Страница 2 из 20
– Но это означает одно: мы должны стать археологами.
– Нам очень повезло, – заявила Рома. Она всегда высказывалась безапелляционно, поскольку была уверена в собственной правоте. Откровенно говоря, она делала заявления лишь тогда, когда была в ней уверена. В этом вся Рома.
Я же росла иной, легкомысленной. Мне нравилось играть словами больше, чем реликвиями прошлого. Я всегда веселилась там, где следовало бы сохранять серьезность. Я казалась в семье белой вороной.

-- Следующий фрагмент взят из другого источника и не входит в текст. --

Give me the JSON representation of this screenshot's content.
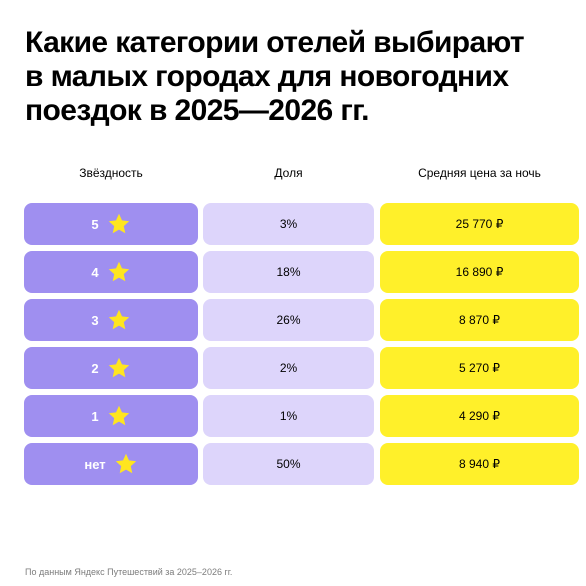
{
  "title_lines": [
    "Какие категории отелей выбирают",
    "в малых городах для новогодних",
    "поездок в 2025—2026 гг."
  ],
  "headers": {
    "stars": "Звёздность",
    "share": "Доля",
    "price": "Средняя цена за ночь"
  },
  "rows": [
    {
      "stars": "5",
      "share": "3%",
      "price": "25 770 ₽"
    },
    {
      "stars": "4",
      "share": "18%",
      "price": "16 890 ₽"
    },
    {
      "stars": "3",
      "share": "26%",
      "price": "8 870 ₽"
    },
    {
      "stars": "2",
      "share": "2%",
      "price": "5 270 ₽"
    },
    {
      "stars": "1",
      "share": "1%",
      "price": "4 290 ₽"
    },
    {
      "stars": "нет",
      "share": "50%",
      "price": "8 940 ₽"
    }
  ],
  "footnote": "По данным Яндекс Путешествий за 2025–2026 гг.",
  "colors": {
    "stars_cell": "#9f8ff0",
    "share_cell": "#ddd5fb",
    "price_cell": "#fff02a",
    "star_icon": "#ffe51f"
  },
  "icons": {
    "rating": "star-icon"
  }
}
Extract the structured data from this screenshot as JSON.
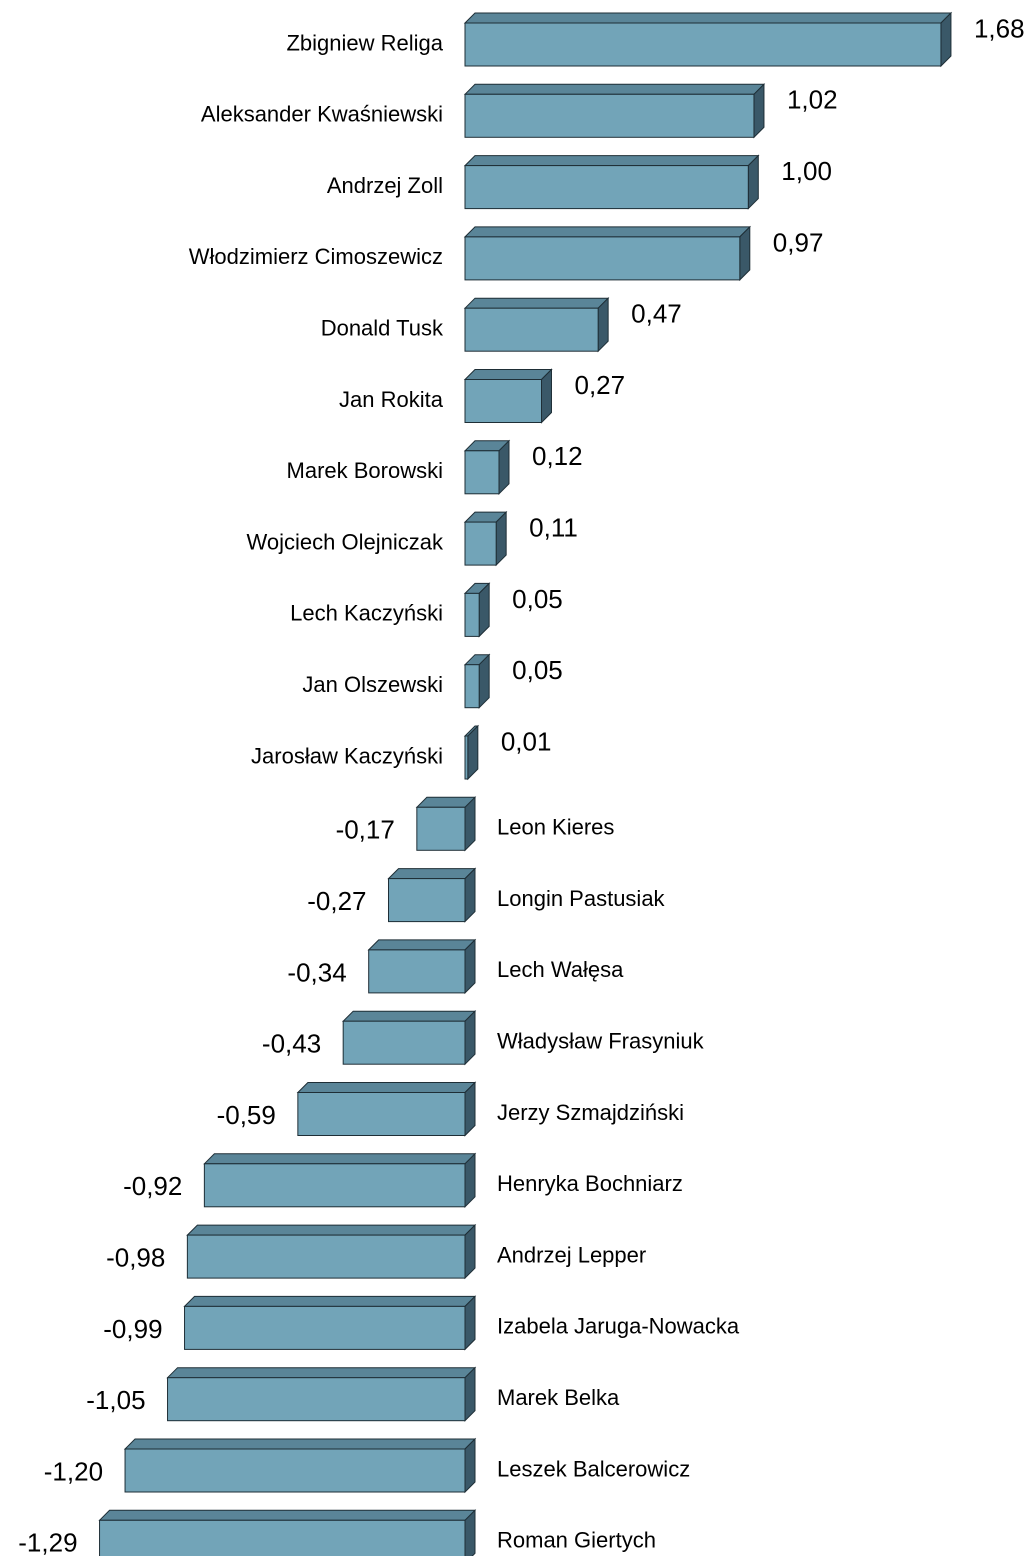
{
  "chart_data": {
    "type": "bar",
    "orientation": "horizontal",
    "style": "3d",
    "colors": {
      "bar_front": "#72A4B8",
      "bar_top": "#5A8598",
      "bar_side": "#3A5868",
      "outline": "#1E2E36"
    },
    "categories": [
      "Zbigniew Religa",
      "Aleksander Kwaśniewski",
      "Andrzej Zoll",
      "Włodzimierz Cimoszewicz",
      "Donald Tusk",
      "Jan Rokita",
      "Marek Borowski",
      "Wojciech Olejniczak",
      "Lech Kaczyński",
      "Jan Olszewski",
      "Jarosław Kaczyński",
      "Leon Kieres",
      "Longin Pastusiak",
      "Lech Wałęsa",
      "Władysław Frasyniuk",
      "Jerzy Szmajdziński",
      "Henryka Bochniarz",
      "Andrzej Lepper",
      "Izabela Jaruga-Nowacka",
      "Marek Belka",
      "Leszek Balcerowicz",
      "Roman Giertych"
    ],
    "values": [
      1.68,
      1.02,
      1.0,
      0.97,
      0.47,
      0.27,
      0.12,
      0.11,
      0.05,
      0.05,
      0.01,
      -0.17,
      -0.27,
      -0.34,
      -0.43,
      -0.59,
      -0.92,
      -0.98,
      -0.99,
      -1.05,
      -1.2,
      -1.29
    ],
    "data_labels": [
      "1,68",
      "1,02",
      "1,00",
      "0,97",
      "0,47",
      "0,27",
      "0,12",
      "0,11",
      "0,05",
      "0,05",
      "0,01",
      "-0,17",
      "-0,27",
      "-0,34",
      "-0,43",
      "-0,59",
      "-0,92",
      "-0,98",
      "-0,99",
      "-1,05",
      "-1,20",
      "-1,29"
    ],
    "legend": "none",
    "grid": false
  }
}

Мы с Ромой частенько бывали в Британском музее, с которым сотрудничал наш отец. Нам приказывали развлекаться самостоятельно, давая понять, что предоставили доступ в святая святых. Помнится, я шагала по святым камням, останавливалась, прижималась носом к холодному стеклу витрин, чтобы рассмотреть повнимательнее оружие, гончарные изделия, украшения. Рома была от всего этого в восторге, а повзрослев, даже стала носить необычные бусы, чаще всего из грубо обработанной бирюзы, кусочков янтаря или криво посверленного сердолика – все ее украшения всегда выглядели старомодными, доисторическими, как будто их достали из заброшенной пещеры. Наверное, именно поэтому они ее и привлекали.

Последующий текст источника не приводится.